Hader's acting chops are no secret since he's already won two lead actor Emmys for his HBO series. But Hader's acting this season, especially in his interactions with Sarah Goldberg's Sally and Henry Winkler's Gene Cousineau, have been especially terrific. "When Hader is in scenes with these two characters, especially when he becomes explosively angry or when murder related trauma causes him to dissassociate, it starts to feel nuts that Hader isn’t a more renowned actor," says Gita Jackson. "He has to temper his violence with love, and to differing degrees, both characters know how important it is to keep Barry happy. Sally was once in an abusive marriage and swore to never be with a violent man ever again—something that once kept Barry on the straight and narrow until the contradictions of his lifestyle collapsed onto themselves. Cousineau has a much more intimate understanding of just how dangerous Barry can be, but also has served as a father figure to him, something that Barry is unwilling to let go of. When he asks Gene to tell Barry that he loves him, his eyes well with tears, and it’s impossible to tell if it’s because he’s so miserable or so furious. A show that’s worse than Barry would have made the answer to that question obvious, or would have asked the audience to love or forgive the character more. Instead, Bill Hader makes Barry more and more terrifying each season, almost as if he’s daring you to root for this cold blooded killer."
It’s no longer surprising to see Bill Hader carry an emotionally nuanced scene on his back: "The Barry character is his multidimensional masterpiece as an actor," says Brad Sanders. "Hader’s infused him with gallows humor, deep pathos, and a seemingly limitless capacity for violence. And best of all, it works. Hader has come into his own as one of the finest actors on TV over Barry’s run, and he’s done it by using the character to push his own limits. f watching Hader flex that kind of range was somewhat astonishing at first, it’s because his pre-Barry resume didn’t really indicate he could handle it. Hader joined the cast of SNL in 2005 with very little previous on-screen experience. He quickly settled into a kind of utility-man role, lending a pliable toolkit of solid impressions and infectious silliness to whatever sketch needed him. He showed up in blockbuster comedies like Superbad and Knocked Up, getting a few good lines in but mostly existing as a foil for his co-stars to riff against, and he joined the lucrative animation voice-over circuit along with just about every other famous funny person of his generation."
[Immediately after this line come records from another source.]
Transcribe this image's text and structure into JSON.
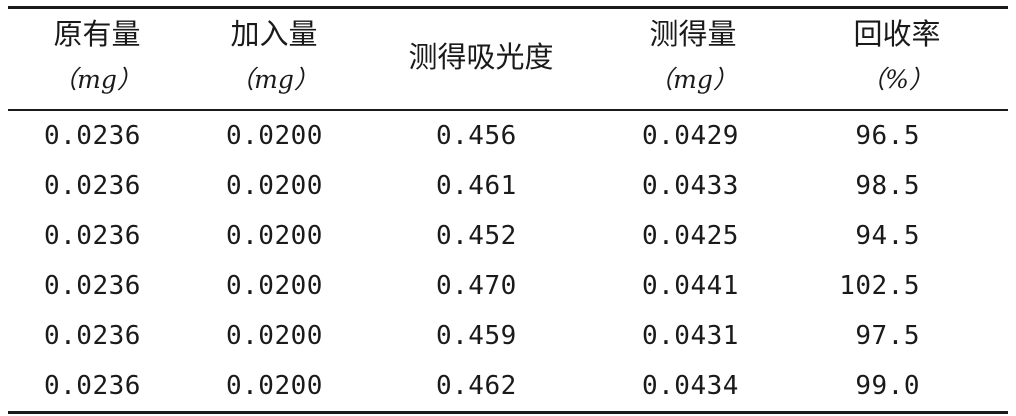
{
  "table": {
    "headers": [
      {
        "label": "原有量",
        "unit": "（mg）"
      },
      {
        "label": "加入量",
        "unit": "（mg）"
      },
      {
        "label": "测得吸光度",
        "unit": ""
      },
      {
        "label": "测得量",
        "unit": "（mg）"
      },
      {
        "label": "回收率",
        "unit": "（%）"
      }
    ],
    "rows": [
      [
        "0.0236",
        "0.0200",
        "0.456",
        "0.0429",
        "96.5"
      ],
      [
        "0.0236",
        "0.0200",
        "0.461",
        "0.0433",
        "98.5"
      ],
      [
        "0.0236",
        "0.0200",
        "0.452",
        "0.0425",
        "94.5"
      ],
      [
        "0.0236",
        "0.0200",
        "0.470",
        "0.0441",
        "102.5"
      ],
      [
        "0.0236",
        "0.0200",
        "0.459",
        "0.0431",
        "97.5"
      ],
      [
        "0.0236",
        "0.0200",
        "0.462",
        "0.0434",
        "99.0"
      ]
    ]
  }
}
Does Anthony Carrigan think his Barry success will open doors for other actors with alopecia?: "It’s been really wonderful just to be an actor with alopecia and represent all my other alopecians and it’s just a totally normal thing. Granted, this character is far from normal, but no one comments on his alopecia, it’s not a thing," he says. "To all the actors out there who may have alopecia, or essentially something that they may feel shame about or they may feel that it is something that counts them out, just continue to practice as much as you can self-acceptance, self-love."
Co-creator Alec Berg breaks down this week's episode: "What's funny is it kind of took us a while to land on that idea," he says. "It's very easy at the end of season 2 to know that Barry was a mess. He had tried to go straight, and clearly it had spectacularly failed. He was trying to curb his inner violence, and it just exploded out of him. So his whole plan to change his nature was a failure in the end."
Bill Hader on this week's final scene: "Yeah, it’s interesting, apparently in the screenings we had people laugh at that scene because it’s so awkward," he says, adding: "So what happened was I got to work really early and our offices weren’t open yet. So I sat and I wrote on my laptop. I was like, 'Oh, we’re gonna work on the end of Episode 2, let me just write it.' And what I wrote is essentially what you see, like I just kind of wrote it real fast."